Одна только бабка Марья, пав головой и грудью на колоду, как над младенцем в люльке, лепечет ласковые старушечьи слова, торопливо ведет последний горестно-сладкий разговор.

Вьюга покидывает в окошки снегом, ветер шеберстит и ощупывает стены, шушукается, вздыхает, поскрипывает ставней. А в трубе будто потрясучий бездомный кобель засел: так и юзжит, так и взвизгивает, окаянный, хоть туда с кочергой лезь!

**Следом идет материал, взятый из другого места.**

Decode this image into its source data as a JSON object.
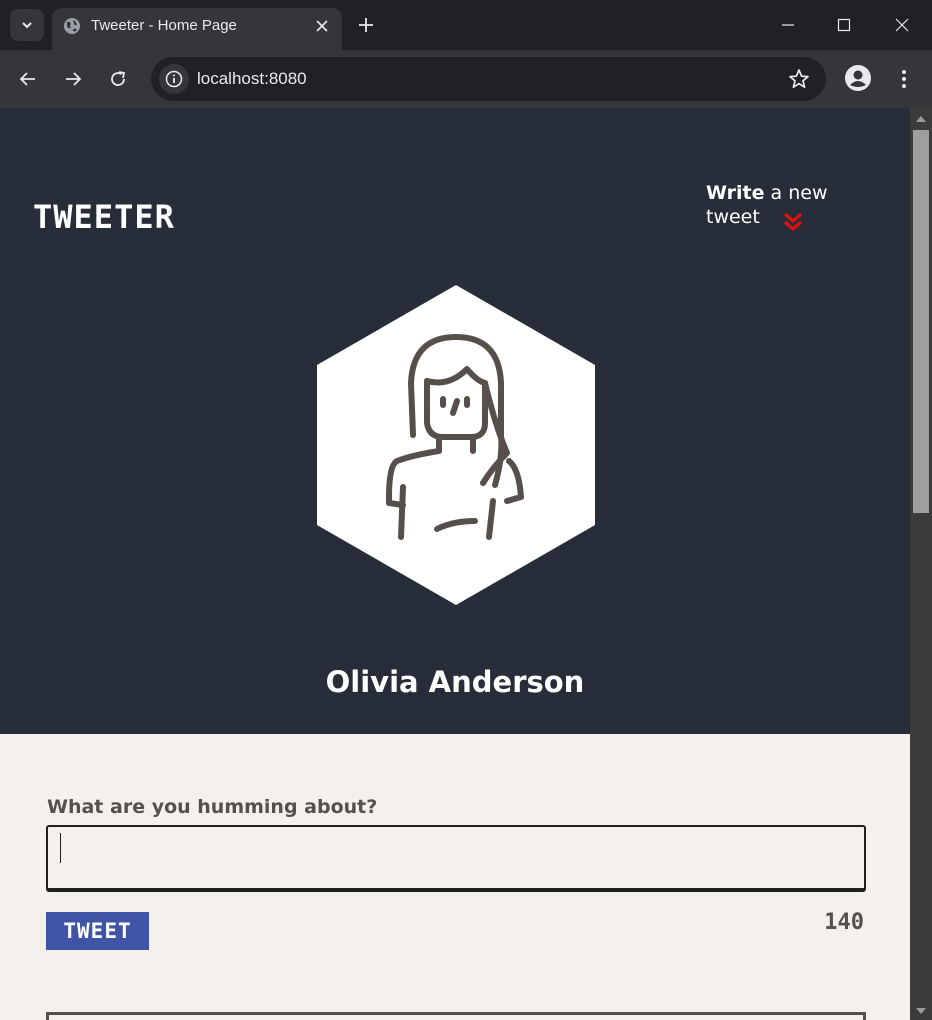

Чужой черный мужик устроил лошадь и вошел в избу. Щеря ядреные сахарные зубы, гребет пятерней обмерзлую бороду, топочет в пол валенцами и покрякивает, будто на банном полке.

В лад вздохам и молчанью, сосед Тереха раскрыл псалтырь и ногтем прижал то место, с которого читать. Вот он взметнул вверх бровями и даже рот раскрыл, чтоб начать, – как чужой мужик вдруг замахал для согреву руками и гулко захлопал ими по тулупу, ревуче крякнул, будто кипятком окатился, и густым, как смола голосом, не к месту громко, стал рассказывать:

– Метил вчерась к ночи утрафить. И дорога, заметь, ладная была. А посля как замело-замело-о-о... ух ты, батюшки мои! Проезжаю Гагино, сват и говорит: ночуй, куды тебя понесет? Не послухал, заметь... Ах ты, нечистая сила! Кружил-кружил всю ночь, хоть реви! Ну, вижу, пришло узло к гузну: ложись в ряд с Микитой и помирай. И заметь – на овины вынесло. Гляжу: – тут и есть! Ах ты, распропори ее, погоду самую!..

Взял из угла веник и давай охлестывать с валенцов снег. Тут Силашка и приметил, что валенцы у него выше колен, белые, с красными горошками, как у Сеньки Зуйка. Тятька пообещал ему такие же, да так и забыл, ужо надо мамку попросить.

А мужик махнул веником на колоду и, продолжая охлестывать, сказал:

– Ему всякая дорога теперь ладна: лежи-полеживай! Ну, а я, стало быть, как говорится, даже попужался. Живому, заметь, да здоровому погинуть, хе-хе... не хоцца!

Охлеставши валенцы, веник он бережно, как хрупкую посудину, прислонил в угол. Выпрямился, поднял черную бороду с играющими в ней светлыми капельками, надул красные щеки, со свистом фукнул в усы и, глядя на желтый огонек свечки, широким розмахом отогнул полу тулупа и вынул из штанов куколку в сарафане – нарядный пестрый кисет, удавленный за головку шнурком. Раскрутивши под горлышком шнурок, достал бумажку, аккуратно расправил ее, вздохнул и, мигая, двумя пальцами протянул отцу.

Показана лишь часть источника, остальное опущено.